By Jess Kehoe, DPT
, Lentil soup is a great winter comfort food, and lentils are such a great source of protein. My usual go to lentil soup is a blended version, but I saw this on Food and Wine and thought I should give it a try. What a good choice! The flavors of this soup really turn out wonderful. It also makes a huge amount and we ate two dinners and several lunches from the one pot. I also think it would be a great one to freeze for a future meal, or if you are doing a lot of meal prepping. One note, this calls for three full onions, which seemed like way to many, and so I only used two. That still seemed quite excessive but in the end was probably part of what made it so delicious!
1 lb French green lentils
1/4 cup olive oil
3 large onions, chopped (I only used 2)
3 cloves garlic, minced
2 large leeks, white and tender green parts chopped
1 tablespoon salt
1 1/2 teaspoon black pepper
1 tablespoon chopped fresh thyme, or 1 teaspoon dried
1 teaspoon ground cumin
8 celery ribs, cut into 1/2 inch dice
6 medium carrots, cut into 1/2 inch dice
3 quarts chicken broth or vegetable broth
1/4 cup tomato paste
2 tablespoons dry red wine or red wine vinegar
Freshly grated Parmesan Cheese for serving
In a large heatproof bowl, cover the lentils with boiling water and let stand for 15 minutes. Drain and then set aside.

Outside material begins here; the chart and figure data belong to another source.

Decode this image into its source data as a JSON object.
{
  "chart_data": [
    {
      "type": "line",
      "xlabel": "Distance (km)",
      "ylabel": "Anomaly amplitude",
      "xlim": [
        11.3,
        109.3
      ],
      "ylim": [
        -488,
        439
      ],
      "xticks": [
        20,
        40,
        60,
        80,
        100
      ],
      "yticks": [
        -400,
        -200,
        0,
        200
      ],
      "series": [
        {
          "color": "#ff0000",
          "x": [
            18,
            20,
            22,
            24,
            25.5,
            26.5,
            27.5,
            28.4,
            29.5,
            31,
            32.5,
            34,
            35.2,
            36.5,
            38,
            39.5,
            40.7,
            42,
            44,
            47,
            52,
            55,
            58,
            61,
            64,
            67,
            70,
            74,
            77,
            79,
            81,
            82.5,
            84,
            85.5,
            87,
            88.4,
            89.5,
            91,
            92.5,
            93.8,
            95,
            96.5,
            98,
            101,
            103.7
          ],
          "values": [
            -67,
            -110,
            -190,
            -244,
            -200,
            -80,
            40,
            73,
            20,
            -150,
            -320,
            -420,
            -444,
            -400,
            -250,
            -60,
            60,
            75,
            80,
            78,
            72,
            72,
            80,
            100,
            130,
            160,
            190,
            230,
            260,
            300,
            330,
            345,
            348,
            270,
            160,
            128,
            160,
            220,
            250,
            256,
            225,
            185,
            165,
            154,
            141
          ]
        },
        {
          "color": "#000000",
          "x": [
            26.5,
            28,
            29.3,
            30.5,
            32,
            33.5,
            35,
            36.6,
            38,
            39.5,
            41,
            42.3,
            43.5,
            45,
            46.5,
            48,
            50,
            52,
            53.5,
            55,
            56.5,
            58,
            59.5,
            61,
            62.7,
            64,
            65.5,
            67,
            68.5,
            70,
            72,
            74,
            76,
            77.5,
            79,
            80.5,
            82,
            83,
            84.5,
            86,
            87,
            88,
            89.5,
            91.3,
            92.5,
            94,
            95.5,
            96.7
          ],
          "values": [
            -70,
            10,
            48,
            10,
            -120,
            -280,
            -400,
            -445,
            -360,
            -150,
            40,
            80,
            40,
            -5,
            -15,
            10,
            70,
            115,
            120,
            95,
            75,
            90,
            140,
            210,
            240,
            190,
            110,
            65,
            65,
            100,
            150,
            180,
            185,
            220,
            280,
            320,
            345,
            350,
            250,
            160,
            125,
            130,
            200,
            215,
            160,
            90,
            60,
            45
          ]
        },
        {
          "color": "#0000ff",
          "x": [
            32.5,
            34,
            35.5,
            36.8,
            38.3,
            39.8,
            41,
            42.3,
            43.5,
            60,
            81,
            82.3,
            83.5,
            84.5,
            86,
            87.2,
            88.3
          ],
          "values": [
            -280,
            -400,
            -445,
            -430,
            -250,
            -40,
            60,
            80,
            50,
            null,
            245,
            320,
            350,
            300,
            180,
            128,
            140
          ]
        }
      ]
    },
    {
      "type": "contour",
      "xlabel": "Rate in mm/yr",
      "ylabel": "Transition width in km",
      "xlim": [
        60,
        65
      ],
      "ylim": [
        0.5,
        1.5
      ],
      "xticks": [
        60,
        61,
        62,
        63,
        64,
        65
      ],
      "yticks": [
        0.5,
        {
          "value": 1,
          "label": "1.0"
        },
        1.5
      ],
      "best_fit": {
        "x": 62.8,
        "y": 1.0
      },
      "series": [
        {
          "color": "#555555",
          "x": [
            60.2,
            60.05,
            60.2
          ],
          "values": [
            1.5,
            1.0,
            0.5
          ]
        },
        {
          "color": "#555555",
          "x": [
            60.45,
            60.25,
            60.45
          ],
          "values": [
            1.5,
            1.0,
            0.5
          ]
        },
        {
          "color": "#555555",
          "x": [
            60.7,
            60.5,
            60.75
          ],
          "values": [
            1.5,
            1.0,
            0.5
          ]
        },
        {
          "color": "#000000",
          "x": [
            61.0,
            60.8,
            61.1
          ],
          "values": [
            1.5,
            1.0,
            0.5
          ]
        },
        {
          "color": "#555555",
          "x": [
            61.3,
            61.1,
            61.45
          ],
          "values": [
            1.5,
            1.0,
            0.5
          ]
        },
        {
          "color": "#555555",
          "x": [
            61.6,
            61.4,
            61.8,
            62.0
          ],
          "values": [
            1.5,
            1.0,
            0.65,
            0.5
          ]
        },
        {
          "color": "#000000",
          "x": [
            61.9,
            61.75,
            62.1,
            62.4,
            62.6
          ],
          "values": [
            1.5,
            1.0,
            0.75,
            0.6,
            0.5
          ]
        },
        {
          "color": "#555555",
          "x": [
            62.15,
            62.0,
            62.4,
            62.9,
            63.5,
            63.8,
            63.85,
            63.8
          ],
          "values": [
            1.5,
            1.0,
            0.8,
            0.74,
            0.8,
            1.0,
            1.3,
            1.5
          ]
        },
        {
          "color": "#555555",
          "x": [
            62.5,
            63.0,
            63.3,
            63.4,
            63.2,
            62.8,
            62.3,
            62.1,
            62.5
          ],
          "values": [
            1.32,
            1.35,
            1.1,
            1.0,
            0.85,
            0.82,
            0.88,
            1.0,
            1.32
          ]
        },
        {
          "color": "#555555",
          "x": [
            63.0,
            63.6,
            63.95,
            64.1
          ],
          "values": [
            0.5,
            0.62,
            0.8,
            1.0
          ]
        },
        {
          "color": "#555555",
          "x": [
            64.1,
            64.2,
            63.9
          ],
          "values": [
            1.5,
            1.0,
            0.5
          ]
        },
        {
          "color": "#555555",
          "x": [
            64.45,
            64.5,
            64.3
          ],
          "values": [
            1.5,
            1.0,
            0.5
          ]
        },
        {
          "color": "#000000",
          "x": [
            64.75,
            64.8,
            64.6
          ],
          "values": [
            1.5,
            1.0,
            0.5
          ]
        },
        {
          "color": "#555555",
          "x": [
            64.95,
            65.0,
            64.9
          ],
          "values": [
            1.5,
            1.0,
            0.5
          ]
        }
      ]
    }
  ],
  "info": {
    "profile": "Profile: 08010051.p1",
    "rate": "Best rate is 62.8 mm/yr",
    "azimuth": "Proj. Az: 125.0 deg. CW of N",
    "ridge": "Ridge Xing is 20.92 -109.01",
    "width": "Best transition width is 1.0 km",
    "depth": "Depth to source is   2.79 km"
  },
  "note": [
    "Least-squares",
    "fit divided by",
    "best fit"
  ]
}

While the lentils are soaking, heat the olive oil in a large soup pot on medium heat. Add the onions, leeks, 1 tablespoon of salt, 1 1/2 teaspoons of pepper, thyme and cumin. Cook stirring occasionally until tender, about 20 minutes.
Add in the celery and carrots, cook until they begin to soften, about 10 minutes. Add the stock, tomato paste and the lentils, increase the heat to high and bring to a boil. Then lower the heat to moderate and simmer uncovered, until the lentils are tender, about an hour. You will want to stir this occasionally while it is cooking.
Stir in the red wine and season to taste with salt and pepper. Serve hot with a sprinkle of Parmesan.